Les Petites Chambres

À l’occasion de la Nuit de la traduction organisée par la Maison Antoine Vitez – Centre international de la traduction théâtrale le 24 mai 2019 aux Plateaux Sauvages, à Paris, délibéré publie des extraits des pièces lues ce soir-là.

 

Les Petites Chambres

 

de Wael Kaddour
Traduit de l’arabe (Syrie)
par Wissam Arbache et Hala Omran
 

 

Damas, 2010. Siba, Saad, Hanane et Ammar se noient dans la peur, la douleur, et les tentatives amoureuses. Leur situation personnelle – qu’il s’agisse de veiller sur un père malade, de faire bonne figure face aux voisins, de sauver ou non son mariage – donc sa réputation, sont autant d’excuses à leur incapacité à prendre des décisions conséquentes, si bien que leur désir ne s’accomplit que dans le mal qu’ils s’infligent. Au plus près des émotions, Wael Kaddour esquisse un tableau sensible de ces êtres qui construisent eux-mêmes l’univers qui les étouffe.

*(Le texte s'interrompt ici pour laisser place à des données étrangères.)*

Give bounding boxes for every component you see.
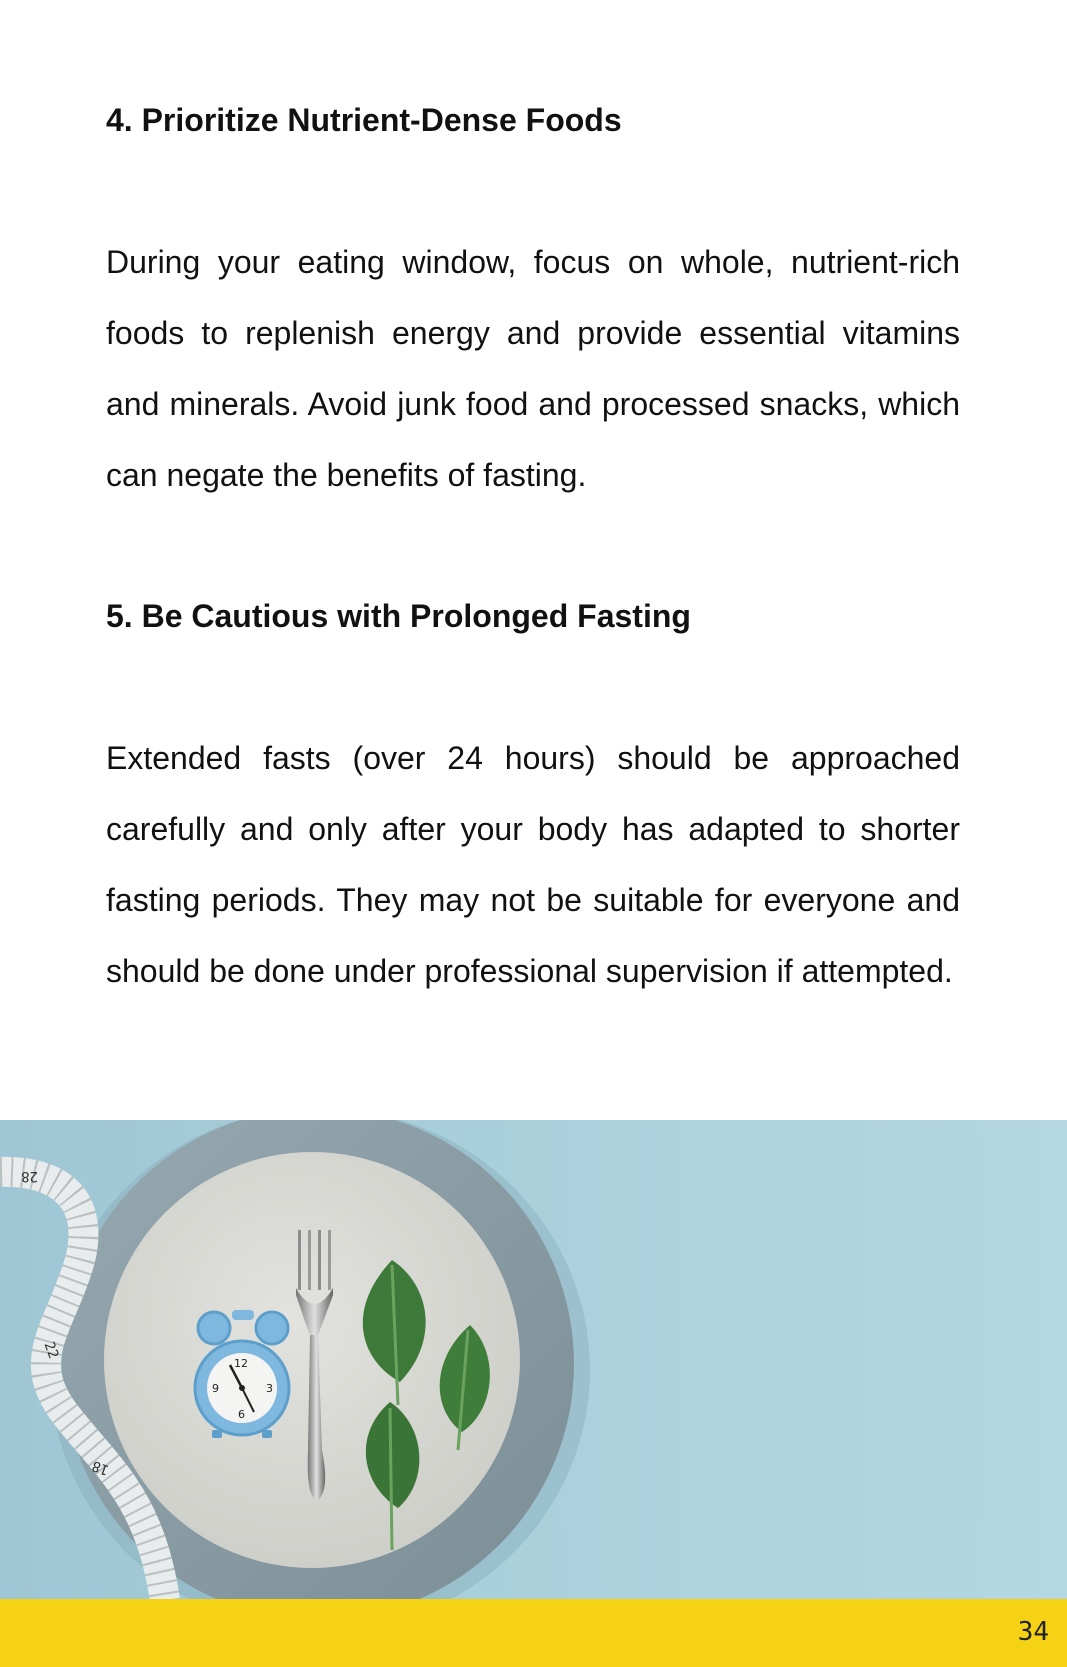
fasting-plate-photo xyxy=(0,1120,1067,1600)
clock-number-6: 6 xyxy=(238,1408,245,1421)
footer-bar xyxy=(0,1599,1067,1667)
tape-number-28: 28 xyxy=(21,1168,38,1184)
section-heading-prolonged-fasting: 5. Be Cautious with Prolonged Fasting xyxy=(106,598,691,634)
page-number: 34 xyxy=(1017,1617,1049,1647)
section-heading-nutrient-dense: 4. Prioritize Nutrient-Dense Foods xyxy=(106,102,622,138)
section-body-nutrient-dense: During your eating window, focus on whole, nutrient-rich foods to replenish energy and provide essential vitamins and minerals. Avoid junk food and processed snacks, which can negate the benefits of fasting. xyxy=(106,244,960,493)
clock-number-12: 12 xyxy=(234,1357,248,1370)
clock-number-3: 3 xyxy=(266,1382,273,1395)
tape-number-22: 22 xyxy=(40,1339,62,1361)
tape-number-18: 18 xyxy=(89,1457,112,1478)
section-body-prolonged-fasting: Extended fasts (over 24 hours) should be approached carefully and only after your body has adapted to shorter fasting periods. They may not be suitable for everyone and should be done under professional supervision if attempted. xyxy=(106,740,960,989)
clock-number-9: 9 xyxy=(212,1382,219,1395)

De cet enfermement progressif, Siba, la trentenaire encore célibataire, payera le prix fort.

 

Personnages

AMMAR, médecin, spécialiste en soins intensifs, quarante-deux ans.
SIBA, trente ans.
SAAD, gérant de supermarché, trente ans.
HANANE, épouse de Ammar, fonctionnaire, quarante ans.

À Damas, en 2010.

 

SCÈNE PREMIÈRE

 

Ammar et Siba sont assis face à face. Sur la table deux tasses de café. 
Silence court.

AMMAR.– J’ai failli t’amener un chat.

SIBA.– Pourquoi ?!

AMMAR.– Il ne t’a pas manqué ?

SIBA.– Si beaucoup. Mais c’est bon maintenant.

AMMAR.– Dieu ait son âme.

SIBA.– Mais qu’est-ce qui t’a fait penser à ça ?

AMMAR.– Rien.

SIBA.– Je veux dire cette histoire c’était il y a un an.

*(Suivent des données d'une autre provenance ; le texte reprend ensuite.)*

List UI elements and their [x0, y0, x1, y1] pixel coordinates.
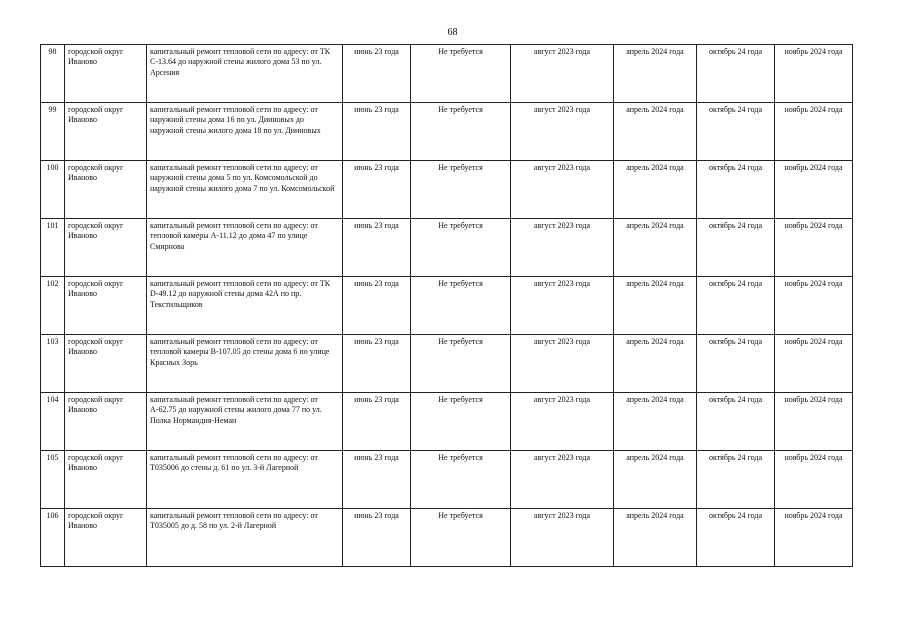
stage1-date-cell: август 2023 года [511, 277, 614, 335]
table-row [41, 277, 853, 335]
work-description-cell: капитальный ремонт тепловой сети по адресу: от А-62.75 до наружной стены жилого дома 77 по ул. Полка Нормандия-Неман [147, 393, 343, 451]
start-date-cell: июнь 23 года [343, 451, 411, 509]
start-date-cell: июнь 23 года [343, 335, 411, 393]
municipality-cell: городской округ Иваново [65, 451, 147, 509]
stage1-date-cell: август 2023 года [511, 451, 614, 509]
finish-date-cell: ноябрь 2024 года [775, 451, 853, 509]
work-description-cell: капитальный ремонт тепловой сети по адресу: от Т035006 до стены д. 61 по ул. 3-й Лагерной [147, 451, 343, 509]
expertise-cell: Не требуется [411, 335, 511, 393]
work-description-cell: капитальный ремонт тепловой сети по адресу: от ТК С-13.64 до наружной стены жилого дома 53 по ул. Арсения [147, 45, 343, 103]
start-date-cell: июнь 23 года [343, 393, 411, 451]
expertise-cell: Не требуется [411, 451, 511, 509]
stage2-date-cell: апрель 2024 года [614, 277, 697, 335]
finish-date-cell: ноябрь 2024 года [775, 161, 853, 219]
expertise-cell: Не требуется [411, 219, 511, 277]
stage1-date-cell: август 2023 года [511, 393, 614, 451]
municipality-cell: городской округ Иваново [65, 277, 147, 335]
finish-date-cell: ноябрь 2024 года [775, 277, 853, 335]
stage2-date-cell: апрель 2024 года [614, 451, 697, 509]
municipality-cell: городской округ Иваново [65, 335, 147, 393]
stage3-date-cell: октябрь 24 года [697, 277, 775, 335]
stage2-date-cell: апрель 2024 года [614, 393, 697, 451]
work-description-cell: капитальный ремонт тепловой сети по адресу: от наружной стены дома 16 по ул. Дииновых до наружной стены жилого дома 18 по ул. Дииновых [147, 103, 343, 161]
row-number-cell: 101 [41, 219, 65, 277]
stage2-date-cell: апрель 2024 года [614, 335, 697, 393]
repair-schedule-table [40, 44, 853, 567]
row-number-cell: 98 [41, 45, 65, 103]
page-number: 68 [447, 27, 458, 38]
table-row [41, 335, 853, 393]
table-row [41, 161, 853, 219]
table-row [41, 103, 853, 161]
start-date-cell: июнь 23 года [343, 103, 411, 161]
row-number-cell: 100 [41, 161, 65, 219]
finish-date-cell: ноябрь 2024 года [775, 393, 853, 451]
work-description-cell: капитальный ремонт тепловой сети по адресу: от Т035005 до д. 58 по ул. 2-й Лагерной [147, 509, 343, 567]
finish-date-cell: ноябрь 2024 года [775, 45, 853, 103]
work-description-cell: капитальный ремонт тепловой сети по адресу: от наружной стены дома 5 по ул. Комсомольской до наружной стены жилого дома 7 по ул. Комсомольской [147, 161, 343, 219]
stage2-date-cell: апрель 2024 года [614, 509, 697, 567]
municipality-cell: городской округ Иваново [65, 393, 147, 451]
stage2-date-cell: апрель 2024 года [614, 161, 697, 219]
stage2-date-cell: апрель 2024 года [614, 45, 697, 103]
table-row [41, 219, 853, 277]
stage3-date-cell: октябрь 24 года [697, 393, 775, 451]
expertise-cell: Не требуется [411, 103, 511, 161]
row-number-cell: 103 [41, 335, 65, 393]
start-date-cell: июнь 23 года [343, 219, 411, 277]
municipality-cell: городской округ Иваново [65, 509, 147, 567]
row-number-cell: 102 [41, 277, 65, 335]
table-row [41, 45, 853, 103]
row-number-cell: 106 [41, 509, 65, 567]
stage3-date-cell: октябрь 24 года [697, 509, 775, 567]
start-date-cell: июнь 23 года [343, 161, 411, 219]
stage3-date-cell: октябрь 24 года [697, 451, 775, 509]
table-row [41, 509, 853, 567]
stage3-date-cell: октябрь 24 года [697, 45, 775, 103]
table-body [41, 45, 853, 567]
finish-date-cell: ноябрь 2024 года [775, 509, 853, 567]
municipality-cell: городской округ Иваново [65, 161, 147, 219]
finish-date-cell: ноябрь 2024 года [775, 219, 853, 277]
work-description-cell: капитальный ремонт тепловой сети по адресу: от ТК D-49.12 до наружной стены дома 42А по пр. Текстильщиков [147, 277, 343, 335]
stage1-date-cell: август 2023 года [511, 509, 614, 567]
row-number-cell: 105 [41, 451, 65, 509]
expertise-cell: Не требуется [411, 161, 511, 219]
table-row [41, 393, 853, 451]
municipality-cell: городской округ Иваново [65, 219, 147, 277]
expertise-cell: Не требуется [411, 509, 511, 567]
finish-date-cell: ноябрь 2024 года [775, 335, 853, 393]
municipality-cell: городской округ Иваново [65, 45, 147, 103]
stage3-date-cell: октябрь 24 года [697, 103, 775, 161]
work-description-cell: капитальный ремонт тепловой сети по адресу: от тепловой камеры В-107.05 до стены дома 6 по улице Красных Зорь [147, 335, 343, 393]
row-number-cell: 99 [41, 103, 65, 161]
stage1-date-cell: август 2023 года [511, 103, 614, 161]
stage2-date-cell: апрель 2024 года [614, 103, 697, 161]
stage3-date-cell: октябрь 24 года [697, 219, 775, 277]
work-description-cell: капитальный ремонт тепловой сети по адресу: от тепловой камеры А-11.12 до дома 47 по улице Смирнова [147, 219, 343, 277]
finish-date-cell: ноябрь 2024 года [775, 103, 853, 161]
stage1-date-cell: август 2023 года [511, 335, 614, 393]
row-number-cell: 104 [41, 393, 65, 451]
stage1-date-cell: август 2023 года [511, 45, 614, 103]
start-date-cell: июнь 23 года [343, 509, 411, 567]
stage3-date-cell: октябрь 24 года [697, 335, 775, 393]
expertise-cell: Не требуется [411, 393, 511, 451]
start-date-cell: июнь 23 года [343, 277, 411, 335]
table-row [41, 451, 853, 509]
expertise-cell: Не требуется [411, 277, 511, 335]
expertise-cell: Не требуется [411, 45, 511, 103]
stage2-date-cell: апрель 2024 года [614, 219, 697, 277]
start-date-cell: июнь 23 года [343, 45, 411, 103]
stage1-date-cell: август 2023 года [511, 219, 614, 277]
stage1-date-cell: август 2023 года [511, 161, 614, 219]
stage3-date-cell: октябрь 24 года [697, 161, 775, 219]
municipality-cell: городской округ Иваново [65, 103, 147, 161]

AMMAR.– C’est qu’il est mort il y a un an… à peu près à cette période. C’est peut-être pour ça que j’ai pensé à t’en amener un autre à la place.

SIBA.– Mais on en a parlé à l’époque et je t’avais dit que je ne voulais plus de chat.

AMMAR.– À l’époque tu étais triste tu pleurais et tu ne voulais rien qui te le rappelle.

SIBA.– Et c’est encore le cas.

AMMAR.– Non maintenant tu es heureuse. Ça fait un bon moment que tu as changé.

SIBA.– Oui, mais je ne veux plus de chat.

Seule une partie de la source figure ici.